If the Trump administration’s proposal passes, the FDA’s budget will be more than $200 million bigger in 2027, with plans to launch new programs that expedite drug development, boost national security and promote “radical transparency.”
If President Donald Trump has his way, the FDA will have more money to work with next year, and the agency plans to use the funds for a series of regulatory reforms, including making a priority voucher program permanent and easing the burden of launching Phase 1 trials in the U.S.
The president has allotted $7.23 billion for the FDA in 2027, an increase of approximately $232 million (3.2%) from 2026, according to the agency’s proposal document published April 3. This budgetary bump is a distinct departure from the Department of Health and Human Services, which overall will see its funds slashed by 12% to $111.1 billion for fiscal year 2027. The HHS’ budget for 2026 totaled $126.9 billion.
The 2027 budget will facilitate the FDA’s transition “from a reactionary system to a proactive system,” Commissioner Marty Makary wrote in his opening letter for the proposal document. Part of this change, he noted, is creating new pathways to expedite the development of drugs, boost national security and promote “radical transparency.”
To meet these goals, the agency has proposed a slew of reforms that will be implemented with the help of the 2027 war chest. One such initiative is the permanent authorization of the rare pediatric disease priority review voucher program—a move that the agency says will not only create “more predictability for sponsors” but also ensure that patients will continue to “have access to safe and effective therapies.”
The FDA’s rare pediatric priority review voucher program was first enacted in 2012 and is meant to incentivize companies to develop therapies for rare diseases in children by offering a reward: a ticket that, when used, could expedite the review of their products. But the program has to be renewed by Congress every few years, and failure to do so can cause gaps in its implementation.
That’s what happened in September 2024, forcing the FDA to “sunset” the program at the end of that year. Lawmakers restarted the scheme in September 2025.
The FDA in its budget document last week also proposed a new “clinical trial notification pathway” to offer an alternative to the current Investigational New Drug application system—a “burdensome” process, the agency noted.
Details for how this new pathway would work remain sparse, but the FDA “aims to reduce duplicative and time-consuming requirements while maintaining safety and ethical standards.” This new framework will be particularly beneficial to smaller companies, which the regulator said “face greater barriers to entry under the current paradigm.”

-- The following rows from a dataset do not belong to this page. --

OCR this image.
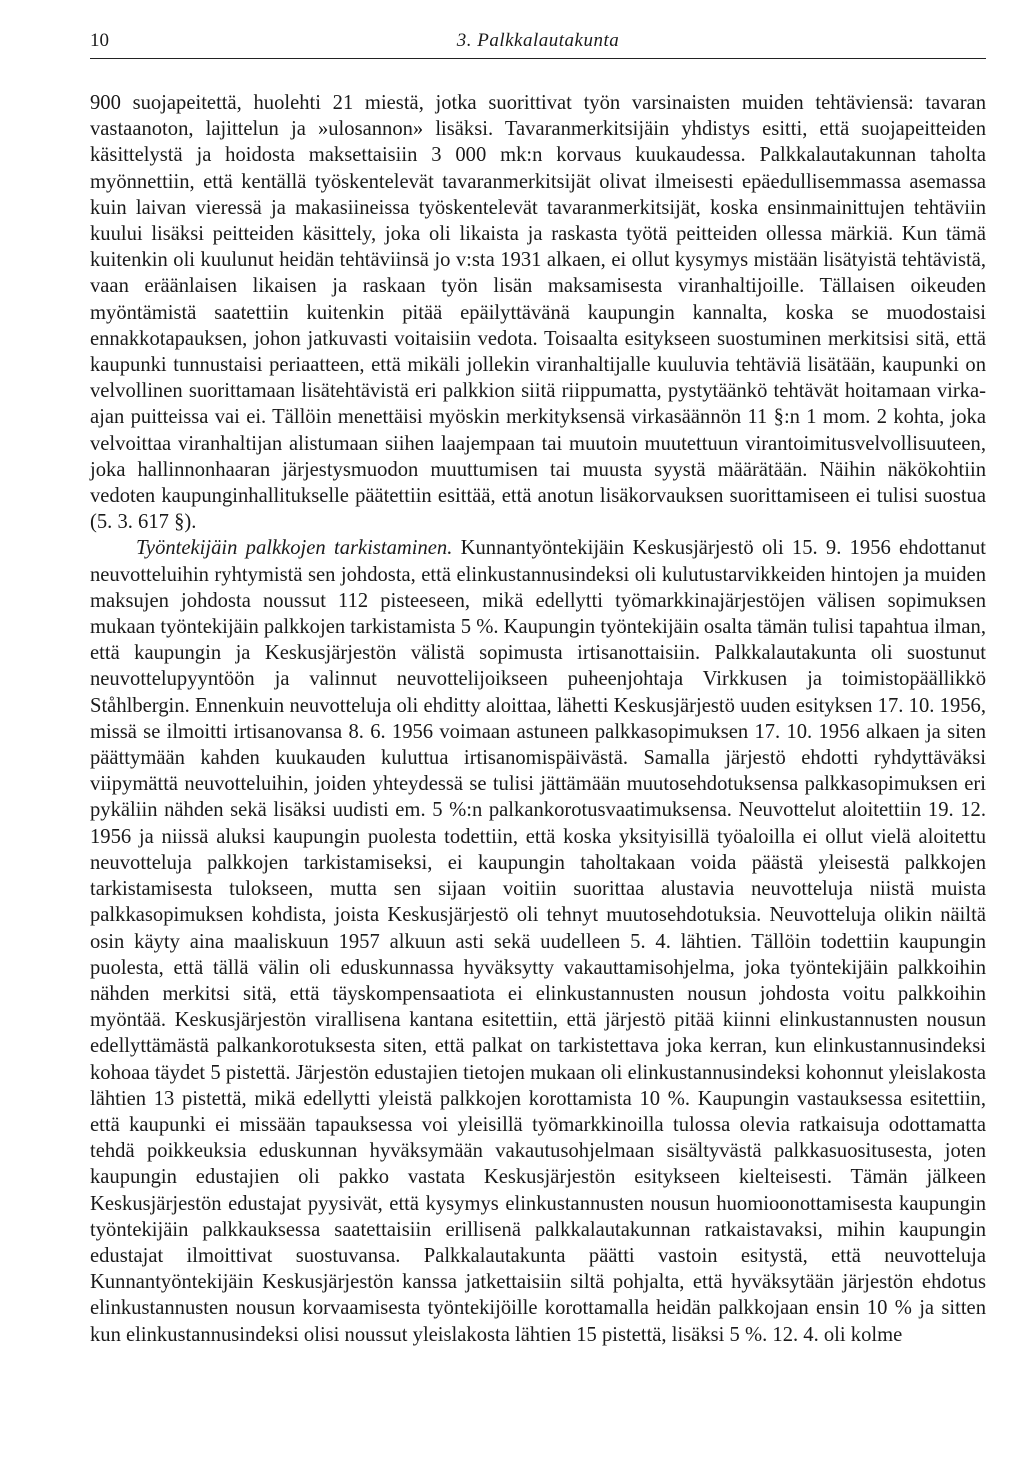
10	3. Palkkalautakunta

900 suojapeitettä, huolehti 21 miestä, jotka suorittivat työn varsinaisten muiden tehtäviensä: tavaran vastaanoton, lajittelun ja »ulosannon» lisäksi. Tavaranmerkitsijäin yhdistys esitti, että suojapeitteiden käsittelystä ja hoidosta maksettaisiin 3 000 mk:n korvaus kuukaudessa. Palkkalautakunnan taholta myönnettiin, että kentällä työskentelevät tavaranmerkitsijät olivat ilmeisesti epäedullisemmassa asemassa kuin laivan vieressä ja makasiineissa työskentelevät tavaranmerkitsijät, koska ensinmainittujen tehtäviin kuului lisäksi peitteiden käsittely, joka oli likaista ja raskasta työtä peitteiden ollessa märkiä. Kun tämä kuitenkin oli kuulunut heidän tehtäviinsä jo v:sta 1931 alkaen, ei ollut kysymys mistään lisätyistä tehtävistä, vaan eräänlaisen likaisen ja raskaan työn lisän maksamisesta viranhaltijoille. Tällaisen oikeuden myöntämistä saatettiin kuitenkin pitää epäilyttävänä kaupungin kannalta, koska se muodostaisi ennakkotapauksen, johon jatkuvasti voitaisiin vedota. Toisaalta esitykseen suostuminen merkitsisi sitä, että kaupunki tunnustaisi periaatteen, että mikäli jollekin viranhaltijalle kuuluvia tehtäviä lisätään, kaupunki on velvollinen suorittamaan lisätehtävistä eri palkkion siitä riippumatta, pystytäänkö tehtävät hoitamaan virka-ajan puitteissa vai ei. Tällöin menettäisi myöskin merkityksensä virkasäännön 11 §:n 1 mom. 2 kohta, joka velvoittaa viranhaltijan alistumaan siihen laajempaan tai muutoin muutettuun virantoimitusvelvollisuuteen, joka hallinnonhaaran järjestysmuodon muuttumisen tai muusta syystä määrätään. Näihin näkökohtiin vedoten kaupunginhallitukselle päätettiin esittää, että anotun lisäkorvauksen suorittamiseen ei tulisi suostua (5. 3. 617 §).

Työntekijäin palkkojen tarkistaminen. Kunnantyöntekijäin Keskusjärjestö oli 15. 9. 1956 ehdottanut neuvotteluihin ryhtymistä sen johdosta, että elinkustannusindeksi oli kulutustarvikkeiden hintojen ja muiden maksujen johdosta noussut 112 pisteeseen, mikä edellytti työmarkkinajärjestöjen välisen sopimuksen mukaan työntekijäin palkkojen tarkistamista 5 %. Kaupungin työntekijäin osalta tämän tulisi tapahtua ilman, että kaupungin ja Keskusjärjestön välistä sopimusta irtisanottaisiin. Palkkalautakunta oli suostunut neuvottelupyyntöön ja valinnut neuvottelijoikseen puheenjohtaja Virkkusen ja toimistopäällikkö Ståhlbergin. Ennenkuin neuvotteluja oli ehditty aloittaa, lähetti Keskusjärjestö uuden esityksen 17. 10. 1956, missä se ilmoitti irtisanovansa 8. 6. 1956 voimaan astuneen palkkasopimuksen 17. 10. 1956 alkaen ja siten päättymään kahden kuukauden kuluttua irtisanomispäivästä. Samalla järjestö ehdotti ryhdyttäväksi viipymättä neuvotteluihin, joiden yhteydessä se tulisi jättämään muutosehdotuksensa palkkasopimuksen eri pykäliin nähden sekä lisäksi uudisti em. 5 %:n palkankorotusvaatimuksensa. Neuvottelut aloitettiin 19. 12. 1956 ja niissä aluksi kaupungin puolesta todettiin, että koska yksityisillä työaloilla ei ollut vielä aloitettu neuvotteluja palkkojen tarkistamiseksi, ei kaupungin taholtakaan voida päästä yleisestä palkkojen tarkistamisesta tulokseen, mutta sen sijaan voitiin suorittaa alustavia neuvotteluja niistä muista palkkasopimuksen kohdista, joista Keskusjärjestö oli tehnyt muutosehdotuksia. Neuvotteluja olikin näiltä osin käyty aina maaliskuun 1957 alkuun asti sekä uudelleen 5. 4. lähtien. Tällöin todettiin kaupungin puolesta, että tällä välin oli eduskunnassa hyväksytty vakauttamisohjelma, joka työntekijäin palkkoihin nähden merkitsi sitä, että täyskompensaatiota ei elinkustannusten nousun johdosta voitu palkkoihin myöntää. Keskusjärjestön virallisena kantana esitettiin, että järjestö pitää kiinni elinkustannusten nousun edellyttämästä palkankorotuksesta siten, että palkat on tarkistettava joka kerran, kun elinkustannusindeksi kohoaa täydet 5 pistettä. Järjestön edustajien tietojen mukaan oli elinkustannusindeksi kohonnut yleislakosta lähtien 13 pistettä, mikä edellytti yleistä palkkojen korottamista 10 %. Kaupungin vastauksessa esitettiin, että kaupunki ei missään tapauksessa voi yleisillä työmarkkinoilla tulossa olevia ratkaisuja odottamatta tehdä poikkeuksia eduskunnan hyväksymään vakautusohjelmaan sisältyvästä palkkasuositusesta, joten kaupungin edustajien oli pakko vastata Keskusjärjestön esitykseen kielteisesti. Tämän jälkeen Keskusjärjestön edustajat pyysivät, että kysymys elinkustannusten nousun huomioonottamisesta kaupungin työntekijäin palkkauksessa saatettaisiin erillisenä palkkalautakunnan ratkaistavaksi, mihin kaupungin edustajat ilmoittivat suostuvansa. Palkkalautakunta päätti vastoin esitystä, että neuvotteluja Kunnantyöntekijäin Keskusjärjestön kanssa jatkettaisiin siltä pohjalta, että hyväksytään järjestön ehdotus elinkustannusten nousun korvaamisesta työntekijöille korottamalla heidän palkkojaan ensin 10 % ja sitten kun elinkustannusindeksi olisi noussut yleislakosta lähtien 15 pistettä, lisäksi 5 %. 12. 4. oli kolme
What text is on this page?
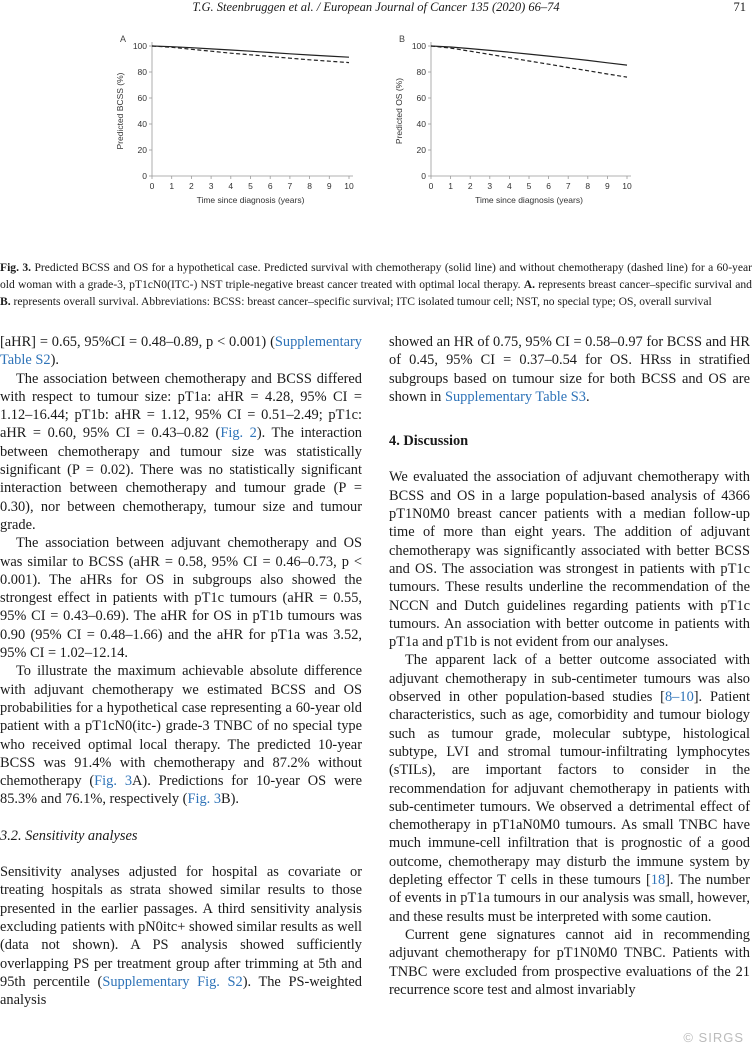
T.G. Steenbruggen et al. / European Journal of Cancer 135 (2020) 66–74	71
A
0
20
40
60
80
100
0 1 2 3 4 5 6 7 8 9 10
Time since diagnosis (years)
Predicted BCSS (%)
B
0
20
40
60
80
100
0 1 2 3 4 5 6 7 8 9 10
Time since diagnosis (years)
Predicted OS (%)
Fig. 3. Predicted BCSS and OS for a hypothetical case. Predicted survival with chemotherapy (solid line) and without chemotherapy (dashed line) for a 60-year old woman with a grade-3, pT1cN0(ITC-) NST triple-negative breast cancer treated with optimal local therapy. A. represents breast cancer–specific survival and B. represents overall survival. Abbreviations: BCSS: breast cancer–specific survival; ITC isolated tumour cell; NST, no special type; OS, overall survival

[aHR] = 0.65, 95%CI = 0.48–0.89, p < 0.001) (Supplementary Table S2).

The association between chemotherapy and BCSS differed with respect to tumour size: pT1a: aHR = 4.28, 95% CI = 1.12–16.44; pT1b: aHR = 1.12, 95% CI = 0.51–2.49; pT1c: aHR = 0.60, 95% CI = 0.43–0.82 (Fig. 2). The interaction between chemotherapy and tumour size was statistically significant (P = 0.02). There was no statistically significant interaction between chemotherapy and tumour grade (P = 0.30), nor between chemotherapy, tumour size and tumour grade.

The association between adjuvant chemotherapy and OS was similar to BCSS (aHR = 0.58, 95% CI = 0.46–0.73, p < 0.001). The aHRs for OS in subgroups also showed the strongest effect in patients with pT1c tumours (aHR = 0.55, 95% CI = 0.43–0.69). The aHR for OS in pT1b tumours was 0.90 (95% CI = 0.48–1.66) and the aHR for pT1a was 3.52, 95% CI = 1.02–12.14.

To illustrate the maximum achievable absolute difference with adjuvant chemotherapy we estimated BCSS and OS probabilities for a hypothetical case representing a 60-year old patient with a pT1cN0(itc-) grade-3 TNBC of no special type who received optimal local therapy. The predicted 10-year BCSS was 91.4% with chemotherapy and 87.2% without chemotherapy (Fig. 3A). Predictions for 10-year OS were 85.3% and 76.1%, respectively (Fig. 3B).

3.2. Sensitivity analyses

Sensitivity analyses adjusted for hospital as covariate or treating hospitals as strata showed similar results to those presented in the earlier passages. A third sensitivity analysis excluding patients with pN0itc+ showed similar results as well (data not shown). A PS analysis showed sufficiently overlapping PS per treatment group after trimming at 5th and 95th percentile (Supplementary Fig. S2). The PS-weighted analysis

showed an HR of 0.75, 95% CI = 0.58–0.97 for BCSS and HR of 0.45, 95% CI = 0.37–0.54 for OS. HRss in stratified subgroups based on tumour size for both BCSS and OS are shown in Supplementary Table S3.

4. Discussion

We evaluated the association of adjuvant chemotherapy with BCSS and OS in a large population-based analysis of 4366 pT1N0M0 breast cancer patients with a median follow-up time of more than eight years. The addition of adjuvant chemotherapy was significantly associated with better BCSS and OS. The association was strongest in patients with pT1c tumours. These results underline the recommendation of the NCCN and Dutch guidelines regarding patients with pT1c tumours. An association with better outcome in patients with pT1a and pT1b is not evident from our analyses.

The apparent lack of a better outcome associated with adjuvant chemotherapy in sub-centimeter tumours was also observed in other population-based studies [8–10]. Patient characteristics, such as age, comorbidity and tumour biology such as tumour grade, molecular subtype, histological subtype, LVI and stromal tumour-infiltrating lymphocytes (sTILs), are important factors to consider in the recommendation for adjuvant chemotherapy in patients with sub-centimeter tumours. We observed a detrimental effect of chemotherapy in pT1aN0M0 tumours. As small TNBC have much immune-cell infiltration that is prognostic of a good outcome, chemotherapy may disturb the immune system by depleting effector T cells in these tumours [18]. The number of events in pT1a tumours in our analysis was small, however, and these results must be interpreted with some caution.

Current gene signatures cannot aid in recommending adjuvant chemotherapy for pT1N0M0 TNBC. Patients with TNBC were excluded from prospective evaluations of the 21 recurrence score test and almost invariably

© SIRGS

Makary has previously raised concerns that the regulatory burden in the U.S. has been chasing companies away, which in turn have increasingly been conducting their early-stage studies abroad. Makary has been weighing ways to encourage these companies to come back, but mostly through adjustments in the user fee structure: lower fees for firms who conduct their Phase 1 studies in the U.S., and higher duties for those who hold them overseas.
The new pathway, the FDA said in its budget proposal, “would create an accelerated path to initiate U.S.-based Phase 1 clinical programs, drive market competition by reducing the regulatory burden for drugs with adequate preclinical data to support first-in-human studies, and lower drug development costs.”
Also on the FDA’s roadmap is to expand the scope of its rejection disclosures. The regulator plans to amend existing regulations to allow it to disclose “information on deficiencies in safety and efficacy data” for drugs or biologics that are rejected. It remains unclear what specific information the agency wants to make public, but the move “could help others prevent similar deficiencies in their own development programs and marketing applications.”
The FDA last year dumped a trove of more than 200 complete response letters (CRLs). These rejections remain publicly available and cover a wide variety of applications, including those that had been filed by some of the biggest players, including Eli Lilly and Gilead. Then in September, the FDA released another batch of CRLs and pledged to make the rejection letters available in real-time going forward.